Wood was president of the Australian American Association (Victoria) in Australia from 2008 to 2010, and was elected a life member in September 2010. He was also a member of the Australian Logistics Council from 2008 to 2012.

He was nominated for the HWA's Bram Stoker Award for Superior Achievement in Non-Fiction for Stephen King: Uncollected, Unpublished (2006) and Stephen King: The Non-Fiction (2009). He won the Bram Stoker Award for Superior Achievement in Non-Fiction for Stephen King: A Literary Companion (2011). He was a member of the Australian Horror Writers Association. He served as guest judge (Edited Publications) for the Australian Shadows Award, 2010.

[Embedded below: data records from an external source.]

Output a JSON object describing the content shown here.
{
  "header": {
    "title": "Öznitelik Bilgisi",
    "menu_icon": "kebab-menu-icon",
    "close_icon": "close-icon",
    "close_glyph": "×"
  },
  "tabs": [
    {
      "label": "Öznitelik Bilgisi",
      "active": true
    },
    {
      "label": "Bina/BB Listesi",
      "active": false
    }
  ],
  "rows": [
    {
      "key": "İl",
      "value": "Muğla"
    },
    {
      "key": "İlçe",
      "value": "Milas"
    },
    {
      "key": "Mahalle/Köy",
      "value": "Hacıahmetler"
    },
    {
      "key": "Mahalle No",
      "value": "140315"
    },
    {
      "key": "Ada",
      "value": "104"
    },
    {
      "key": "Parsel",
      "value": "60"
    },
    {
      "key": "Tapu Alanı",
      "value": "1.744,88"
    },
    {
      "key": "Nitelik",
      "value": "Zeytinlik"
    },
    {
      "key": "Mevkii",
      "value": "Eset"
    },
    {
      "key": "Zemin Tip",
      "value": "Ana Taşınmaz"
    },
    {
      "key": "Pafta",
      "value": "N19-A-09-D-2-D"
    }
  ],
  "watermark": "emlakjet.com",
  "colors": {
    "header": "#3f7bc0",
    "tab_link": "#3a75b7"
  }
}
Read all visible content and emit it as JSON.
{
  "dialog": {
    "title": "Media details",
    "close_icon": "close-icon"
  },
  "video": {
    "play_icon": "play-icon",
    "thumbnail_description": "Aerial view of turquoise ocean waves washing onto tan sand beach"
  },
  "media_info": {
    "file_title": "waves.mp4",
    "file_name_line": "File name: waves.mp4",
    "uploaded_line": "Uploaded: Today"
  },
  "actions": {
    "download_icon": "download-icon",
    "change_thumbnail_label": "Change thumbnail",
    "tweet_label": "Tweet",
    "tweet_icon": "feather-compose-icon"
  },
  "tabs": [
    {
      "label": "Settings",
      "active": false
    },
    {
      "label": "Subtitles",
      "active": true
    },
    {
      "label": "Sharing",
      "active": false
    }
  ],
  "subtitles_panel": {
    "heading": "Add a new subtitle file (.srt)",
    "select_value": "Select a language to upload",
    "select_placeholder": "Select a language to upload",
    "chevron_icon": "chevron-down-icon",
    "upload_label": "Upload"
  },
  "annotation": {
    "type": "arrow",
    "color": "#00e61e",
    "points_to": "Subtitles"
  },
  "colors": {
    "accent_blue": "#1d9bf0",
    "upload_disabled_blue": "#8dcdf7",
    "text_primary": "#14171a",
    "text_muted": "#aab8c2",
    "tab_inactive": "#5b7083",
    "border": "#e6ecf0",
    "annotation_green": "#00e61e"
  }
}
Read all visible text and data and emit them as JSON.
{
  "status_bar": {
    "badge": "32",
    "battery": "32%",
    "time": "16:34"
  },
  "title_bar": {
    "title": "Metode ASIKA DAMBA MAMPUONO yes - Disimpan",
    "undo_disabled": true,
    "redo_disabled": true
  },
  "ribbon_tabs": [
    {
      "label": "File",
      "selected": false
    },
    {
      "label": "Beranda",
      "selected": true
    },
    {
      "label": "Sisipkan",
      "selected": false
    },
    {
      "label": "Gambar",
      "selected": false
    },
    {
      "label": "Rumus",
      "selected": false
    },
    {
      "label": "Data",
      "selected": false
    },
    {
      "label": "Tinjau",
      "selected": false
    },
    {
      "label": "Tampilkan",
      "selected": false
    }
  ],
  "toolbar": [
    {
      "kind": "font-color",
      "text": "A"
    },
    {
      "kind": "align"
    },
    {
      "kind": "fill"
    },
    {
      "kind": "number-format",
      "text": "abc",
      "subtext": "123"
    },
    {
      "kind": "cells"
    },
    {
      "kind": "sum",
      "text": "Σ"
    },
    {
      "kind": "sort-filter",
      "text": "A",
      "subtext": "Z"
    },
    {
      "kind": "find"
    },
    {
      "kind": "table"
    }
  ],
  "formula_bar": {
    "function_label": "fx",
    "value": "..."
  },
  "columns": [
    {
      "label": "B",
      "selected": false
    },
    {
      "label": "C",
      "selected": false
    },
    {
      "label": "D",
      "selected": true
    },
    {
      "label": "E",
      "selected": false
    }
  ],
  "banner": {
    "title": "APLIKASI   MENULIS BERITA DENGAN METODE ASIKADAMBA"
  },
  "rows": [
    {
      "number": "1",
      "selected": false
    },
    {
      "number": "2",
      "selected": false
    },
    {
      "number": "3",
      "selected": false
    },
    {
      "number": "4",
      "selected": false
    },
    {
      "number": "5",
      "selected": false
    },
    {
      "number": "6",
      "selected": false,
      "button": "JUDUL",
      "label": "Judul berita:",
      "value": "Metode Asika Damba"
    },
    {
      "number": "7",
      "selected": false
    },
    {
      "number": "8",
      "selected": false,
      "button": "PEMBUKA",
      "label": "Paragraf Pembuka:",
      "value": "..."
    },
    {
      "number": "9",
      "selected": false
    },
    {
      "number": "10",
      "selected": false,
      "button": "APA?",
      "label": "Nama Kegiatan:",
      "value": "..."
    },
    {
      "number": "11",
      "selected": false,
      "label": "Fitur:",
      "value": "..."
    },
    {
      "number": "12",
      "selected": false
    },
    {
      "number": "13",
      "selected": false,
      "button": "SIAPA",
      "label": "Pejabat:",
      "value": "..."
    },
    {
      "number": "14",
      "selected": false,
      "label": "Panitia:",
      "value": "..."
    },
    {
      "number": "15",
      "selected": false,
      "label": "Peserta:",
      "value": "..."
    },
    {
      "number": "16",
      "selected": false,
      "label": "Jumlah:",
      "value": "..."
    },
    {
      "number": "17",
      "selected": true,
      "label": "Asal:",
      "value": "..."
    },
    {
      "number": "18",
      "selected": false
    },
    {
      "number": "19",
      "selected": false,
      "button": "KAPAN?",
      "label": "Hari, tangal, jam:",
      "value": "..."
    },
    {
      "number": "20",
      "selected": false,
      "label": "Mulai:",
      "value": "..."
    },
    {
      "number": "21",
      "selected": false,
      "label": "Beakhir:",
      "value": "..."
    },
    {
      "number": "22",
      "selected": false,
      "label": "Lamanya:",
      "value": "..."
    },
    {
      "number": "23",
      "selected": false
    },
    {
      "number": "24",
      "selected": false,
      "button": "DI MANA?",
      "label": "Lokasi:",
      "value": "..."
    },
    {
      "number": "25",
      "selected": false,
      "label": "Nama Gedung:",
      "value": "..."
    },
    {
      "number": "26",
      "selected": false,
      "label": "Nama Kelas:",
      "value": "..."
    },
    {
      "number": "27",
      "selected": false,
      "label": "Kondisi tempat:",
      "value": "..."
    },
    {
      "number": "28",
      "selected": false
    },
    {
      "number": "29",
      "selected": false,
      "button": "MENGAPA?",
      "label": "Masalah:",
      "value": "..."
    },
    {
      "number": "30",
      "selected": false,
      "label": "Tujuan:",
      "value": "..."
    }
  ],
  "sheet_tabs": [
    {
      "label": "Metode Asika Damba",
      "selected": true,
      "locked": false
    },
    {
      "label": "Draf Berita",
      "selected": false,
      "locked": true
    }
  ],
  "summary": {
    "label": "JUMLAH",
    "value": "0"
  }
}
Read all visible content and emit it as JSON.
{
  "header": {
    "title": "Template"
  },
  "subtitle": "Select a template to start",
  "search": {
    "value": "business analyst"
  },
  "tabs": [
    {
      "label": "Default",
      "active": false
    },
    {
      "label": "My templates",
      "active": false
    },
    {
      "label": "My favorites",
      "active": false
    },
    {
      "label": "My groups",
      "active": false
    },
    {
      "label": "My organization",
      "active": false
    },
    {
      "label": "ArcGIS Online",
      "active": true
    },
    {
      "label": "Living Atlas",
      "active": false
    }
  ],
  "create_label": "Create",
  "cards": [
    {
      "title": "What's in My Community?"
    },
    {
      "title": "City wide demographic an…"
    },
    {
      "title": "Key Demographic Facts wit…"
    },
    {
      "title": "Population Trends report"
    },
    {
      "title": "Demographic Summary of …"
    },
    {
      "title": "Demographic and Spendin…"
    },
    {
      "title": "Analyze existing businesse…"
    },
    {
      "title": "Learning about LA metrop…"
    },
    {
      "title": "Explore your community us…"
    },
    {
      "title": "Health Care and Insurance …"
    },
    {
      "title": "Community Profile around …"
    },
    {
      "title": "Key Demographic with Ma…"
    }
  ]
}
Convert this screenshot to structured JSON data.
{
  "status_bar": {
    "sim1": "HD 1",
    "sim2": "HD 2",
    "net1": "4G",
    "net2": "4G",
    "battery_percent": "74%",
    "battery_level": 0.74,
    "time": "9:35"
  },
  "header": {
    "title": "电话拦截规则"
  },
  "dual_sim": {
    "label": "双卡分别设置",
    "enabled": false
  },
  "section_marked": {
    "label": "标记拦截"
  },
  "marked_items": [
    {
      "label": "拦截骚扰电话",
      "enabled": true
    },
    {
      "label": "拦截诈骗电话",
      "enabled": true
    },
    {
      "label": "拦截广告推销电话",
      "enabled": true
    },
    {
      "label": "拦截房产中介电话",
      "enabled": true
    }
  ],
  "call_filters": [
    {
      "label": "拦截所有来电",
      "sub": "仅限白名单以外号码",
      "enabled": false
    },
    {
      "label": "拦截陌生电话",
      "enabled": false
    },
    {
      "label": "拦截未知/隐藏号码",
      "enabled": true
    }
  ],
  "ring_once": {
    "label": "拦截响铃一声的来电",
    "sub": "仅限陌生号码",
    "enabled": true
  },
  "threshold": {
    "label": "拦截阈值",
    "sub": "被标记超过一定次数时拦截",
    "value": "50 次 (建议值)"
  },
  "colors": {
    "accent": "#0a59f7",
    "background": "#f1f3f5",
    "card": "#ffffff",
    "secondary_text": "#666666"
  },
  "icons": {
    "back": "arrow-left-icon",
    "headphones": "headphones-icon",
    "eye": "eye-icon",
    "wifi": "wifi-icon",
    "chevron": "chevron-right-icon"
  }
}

Wood's first mainstream fiction was the graphic novel, Horrors! Great Tales of Fear and Their Creators (McFarland, 2010), a re-imagining of events in 19th century horror, illustrated by Glenn Chadbourne. Horrors! was nominated both for a Black Quill Non-Fiction Award and a for Best Illustrated Book or Graphic Novel in the 2011 Aurealis Awards. His second graphic novel was Witch Hunts: A Graphic History of the Burning Times (McFarland, 2012), examining the witch hunting phenomenon that plagued Europe and New England. It is co-written by Lisa Morton and illustrated by Greg Chapman and won the Bram Stoker Award for Superior Achievement on a Graphic Novel in 2012.

==Media appearances and conferences==
Wood made many media appearances on TV, radio, and in the press, and spoke at conferences in the US, Canada, UK, Switzerland, Yugoslavia, Australia, and New Zealand.

Wood was keynote speaker at the 2003 Stephen King (SKEMER) Conference held in Estes Park, Colorado at the site of the hotel that featured in The Shining (2003). He spoke at Continuum 3 (2005), Continuum 4 (2006) and Continuum 5 (2009) in Melbourne, Australia; Conflux in Canberra, Australia (2006); at the Stephen King film festival (Dollar Baby Film Festival) held in King's hometown of Bangor, Maine in October 2005; at the World Horror Convention in Salt Lake City (2008); at the 68th World Science Fiction Convention in Melbourne (2010); at the World Horror Convention in Austin, Texas (2011) and the Horror Writers Association's Bram Stoker Weekends in Burbank (2009), on Long Island, New York (2011) and in New Orleans, Louisiana (2013).

He was a special guest at the World Horror Convention in Salt Lake City in March 2012.

He also addressed the Lisbon Historical Society in Lisbon Falls, Maine twice in July 2009 about inspirations from Stephen King's later childhood and teenage years in Durham, Maine and attending Lisbon High School.

==Personal life and death==
Wood lived in Melbourne, Victoria.

In October 2010, Wood was diagnosed with motor neurone disease (amyotrophic lateral sclerosis). He died of complications on 1 December 2014.